For his Vicious collection, Owens presents the audience an unforgettable and, at the same time, revolutionary performance. Instead of professional models, the designer brings on the catwalk a gang of step-dancers composed of members of four American college sisterhoods (Washington Dive, Soul Steppers, The Momentums, The Zetas) who, choreographed by Lauretta Malloy Noble and her daughter LeeAnet, mix elements of break-dance, march, tap dance, African dances and Zulu steps. The result is explosive. Those girls so different from the aesthetics of conventional models, who, wrapped in leather and jersey drapes, move with energy and an angry, grit face, on fast music, push the ritual of the fashion show to the limit and overcome any cultural cliché of femininity.


Louis Vuitton SS 2014

Marc Jacobs' farewell show after 16 years as creative director of Louis Vuitton portrays the luxury side of mourning: black dresses, jackets and skirts in tulle encrusted with jas worn over jeans, huge feathers on the head.
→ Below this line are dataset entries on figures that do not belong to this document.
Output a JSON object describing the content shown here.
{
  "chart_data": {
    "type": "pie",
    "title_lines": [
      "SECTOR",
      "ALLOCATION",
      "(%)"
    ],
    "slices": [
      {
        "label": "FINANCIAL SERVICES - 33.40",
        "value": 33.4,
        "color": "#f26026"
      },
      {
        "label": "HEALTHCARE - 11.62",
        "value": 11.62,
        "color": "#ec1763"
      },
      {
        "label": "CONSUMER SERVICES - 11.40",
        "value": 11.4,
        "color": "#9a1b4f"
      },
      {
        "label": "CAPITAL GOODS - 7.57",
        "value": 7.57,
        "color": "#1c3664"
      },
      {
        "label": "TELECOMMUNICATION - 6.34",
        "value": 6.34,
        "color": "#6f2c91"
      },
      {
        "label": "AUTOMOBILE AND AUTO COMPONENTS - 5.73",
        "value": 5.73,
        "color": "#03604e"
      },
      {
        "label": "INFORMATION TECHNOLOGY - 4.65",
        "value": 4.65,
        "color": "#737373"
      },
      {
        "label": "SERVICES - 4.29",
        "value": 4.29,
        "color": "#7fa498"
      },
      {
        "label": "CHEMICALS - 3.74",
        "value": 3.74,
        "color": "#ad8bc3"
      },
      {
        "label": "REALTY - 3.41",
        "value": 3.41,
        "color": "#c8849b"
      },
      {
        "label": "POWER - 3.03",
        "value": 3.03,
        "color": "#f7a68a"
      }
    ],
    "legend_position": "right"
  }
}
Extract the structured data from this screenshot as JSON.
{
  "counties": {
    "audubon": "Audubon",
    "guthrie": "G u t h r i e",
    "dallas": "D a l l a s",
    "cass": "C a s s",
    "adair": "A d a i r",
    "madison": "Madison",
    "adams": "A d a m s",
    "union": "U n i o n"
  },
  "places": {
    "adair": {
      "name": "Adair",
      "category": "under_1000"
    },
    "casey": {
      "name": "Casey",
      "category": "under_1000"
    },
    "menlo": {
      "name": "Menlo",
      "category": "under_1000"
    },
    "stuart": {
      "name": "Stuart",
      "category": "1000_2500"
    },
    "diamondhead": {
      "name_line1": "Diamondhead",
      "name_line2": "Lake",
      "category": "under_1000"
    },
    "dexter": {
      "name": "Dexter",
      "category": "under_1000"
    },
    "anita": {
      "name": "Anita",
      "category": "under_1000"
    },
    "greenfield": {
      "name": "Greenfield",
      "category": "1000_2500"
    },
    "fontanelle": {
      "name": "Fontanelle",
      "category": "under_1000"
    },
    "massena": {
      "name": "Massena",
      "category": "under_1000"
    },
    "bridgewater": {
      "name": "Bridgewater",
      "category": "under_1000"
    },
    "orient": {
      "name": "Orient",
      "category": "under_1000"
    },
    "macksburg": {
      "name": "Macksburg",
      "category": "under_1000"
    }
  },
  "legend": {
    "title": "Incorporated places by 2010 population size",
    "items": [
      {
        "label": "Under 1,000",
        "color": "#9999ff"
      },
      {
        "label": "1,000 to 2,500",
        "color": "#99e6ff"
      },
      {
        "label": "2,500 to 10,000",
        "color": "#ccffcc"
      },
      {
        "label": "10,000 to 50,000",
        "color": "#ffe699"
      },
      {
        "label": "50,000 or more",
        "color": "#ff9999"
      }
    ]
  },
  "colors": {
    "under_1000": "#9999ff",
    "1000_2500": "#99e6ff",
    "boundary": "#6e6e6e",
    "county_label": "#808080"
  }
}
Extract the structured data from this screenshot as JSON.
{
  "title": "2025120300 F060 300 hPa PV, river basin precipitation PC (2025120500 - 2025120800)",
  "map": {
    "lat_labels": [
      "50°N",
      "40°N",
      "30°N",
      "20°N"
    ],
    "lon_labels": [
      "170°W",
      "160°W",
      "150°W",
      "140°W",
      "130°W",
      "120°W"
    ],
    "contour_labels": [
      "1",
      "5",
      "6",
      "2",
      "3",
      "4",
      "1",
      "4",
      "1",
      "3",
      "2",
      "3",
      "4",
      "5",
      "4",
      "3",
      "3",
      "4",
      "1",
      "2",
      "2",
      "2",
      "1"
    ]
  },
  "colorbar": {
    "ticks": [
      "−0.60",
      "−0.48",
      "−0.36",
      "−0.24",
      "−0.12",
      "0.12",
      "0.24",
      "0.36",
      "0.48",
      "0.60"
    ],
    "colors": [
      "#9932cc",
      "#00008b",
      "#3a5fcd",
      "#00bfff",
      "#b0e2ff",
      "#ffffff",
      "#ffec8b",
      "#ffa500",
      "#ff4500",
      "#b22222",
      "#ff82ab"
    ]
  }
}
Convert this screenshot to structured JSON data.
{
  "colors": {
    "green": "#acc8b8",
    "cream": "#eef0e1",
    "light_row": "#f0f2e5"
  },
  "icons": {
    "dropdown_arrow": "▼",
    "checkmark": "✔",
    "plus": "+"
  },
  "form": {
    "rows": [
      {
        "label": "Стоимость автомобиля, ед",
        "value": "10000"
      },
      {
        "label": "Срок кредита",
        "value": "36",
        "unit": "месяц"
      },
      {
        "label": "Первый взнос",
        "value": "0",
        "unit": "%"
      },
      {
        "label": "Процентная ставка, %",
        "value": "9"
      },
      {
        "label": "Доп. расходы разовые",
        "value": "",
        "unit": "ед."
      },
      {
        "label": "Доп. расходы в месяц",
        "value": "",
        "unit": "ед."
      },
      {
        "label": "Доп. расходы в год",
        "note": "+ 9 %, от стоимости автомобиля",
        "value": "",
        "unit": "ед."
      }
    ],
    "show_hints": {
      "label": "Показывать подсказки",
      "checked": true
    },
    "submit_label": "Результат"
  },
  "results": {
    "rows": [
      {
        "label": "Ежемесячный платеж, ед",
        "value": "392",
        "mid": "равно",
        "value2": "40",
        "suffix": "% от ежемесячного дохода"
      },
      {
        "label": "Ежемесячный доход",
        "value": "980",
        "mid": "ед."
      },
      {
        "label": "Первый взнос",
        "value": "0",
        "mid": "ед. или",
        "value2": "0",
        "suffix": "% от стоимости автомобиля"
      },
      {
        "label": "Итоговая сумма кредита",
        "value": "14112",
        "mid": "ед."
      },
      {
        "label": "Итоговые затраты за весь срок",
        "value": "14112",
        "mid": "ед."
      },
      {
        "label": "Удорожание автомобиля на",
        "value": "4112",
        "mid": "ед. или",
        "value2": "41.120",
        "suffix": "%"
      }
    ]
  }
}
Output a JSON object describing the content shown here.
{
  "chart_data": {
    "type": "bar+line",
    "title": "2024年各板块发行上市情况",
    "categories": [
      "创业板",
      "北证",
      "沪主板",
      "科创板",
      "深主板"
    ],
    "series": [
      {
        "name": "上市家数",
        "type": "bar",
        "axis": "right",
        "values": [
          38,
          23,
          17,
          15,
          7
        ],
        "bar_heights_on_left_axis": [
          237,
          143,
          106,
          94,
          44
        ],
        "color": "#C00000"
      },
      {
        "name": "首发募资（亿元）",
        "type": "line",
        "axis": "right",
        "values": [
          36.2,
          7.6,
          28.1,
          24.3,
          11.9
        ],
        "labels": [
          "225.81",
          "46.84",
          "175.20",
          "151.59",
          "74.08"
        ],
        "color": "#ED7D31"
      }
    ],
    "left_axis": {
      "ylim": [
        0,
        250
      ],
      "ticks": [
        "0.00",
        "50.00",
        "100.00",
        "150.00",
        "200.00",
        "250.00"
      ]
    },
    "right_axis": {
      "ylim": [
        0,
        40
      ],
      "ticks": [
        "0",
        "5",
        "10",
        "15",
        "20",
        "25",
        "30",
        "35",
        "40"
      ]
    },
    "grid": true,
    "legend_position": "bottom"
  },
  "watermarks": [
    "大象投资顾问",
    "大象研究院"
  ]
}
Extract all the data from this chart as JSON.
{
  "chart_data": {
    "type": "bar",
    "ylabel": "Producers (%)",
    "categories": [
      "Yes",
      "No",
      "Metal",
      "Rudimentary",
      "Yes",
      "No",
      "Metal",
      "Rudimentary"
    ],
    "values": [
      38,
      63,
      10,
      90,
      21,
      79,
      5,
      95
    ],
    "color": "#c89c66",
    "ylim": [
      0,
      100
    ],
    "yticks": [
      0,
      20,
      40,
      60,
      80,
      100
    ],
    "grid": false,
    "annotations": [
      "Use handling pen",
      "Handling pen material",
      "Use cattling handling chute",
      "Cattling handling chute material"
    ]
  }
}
Including references from Queen Victoria of England, Rei Kawakubo and Miuccia Prada. The set? A best-of of all Jacobs' past fashion shows for LV in which a large fountain, the Carrousel, a station clock, a hotel lobby and escalators coexist.


Gucci FW 2018

Alessandro Michele's cyborg manifesto for Gucci. In an aseptic set that replicates an operating room, the designer who revolutionized Gucci (for the second time after Tom Ford's era) talks about dualism and dichotomy of identity. Masculine and feminine, normal and alien, psyche and matter blend together to create hybrid creatures wearing balaclavas, shiny jewellery, flower suits, lace, capes, caftans and holding severed heads and baby dragon cubs in their hands. Among a cauldron of references ranging from D.J. Haraway to Russ Meyer, from Sega and Paramount Pictures to manga.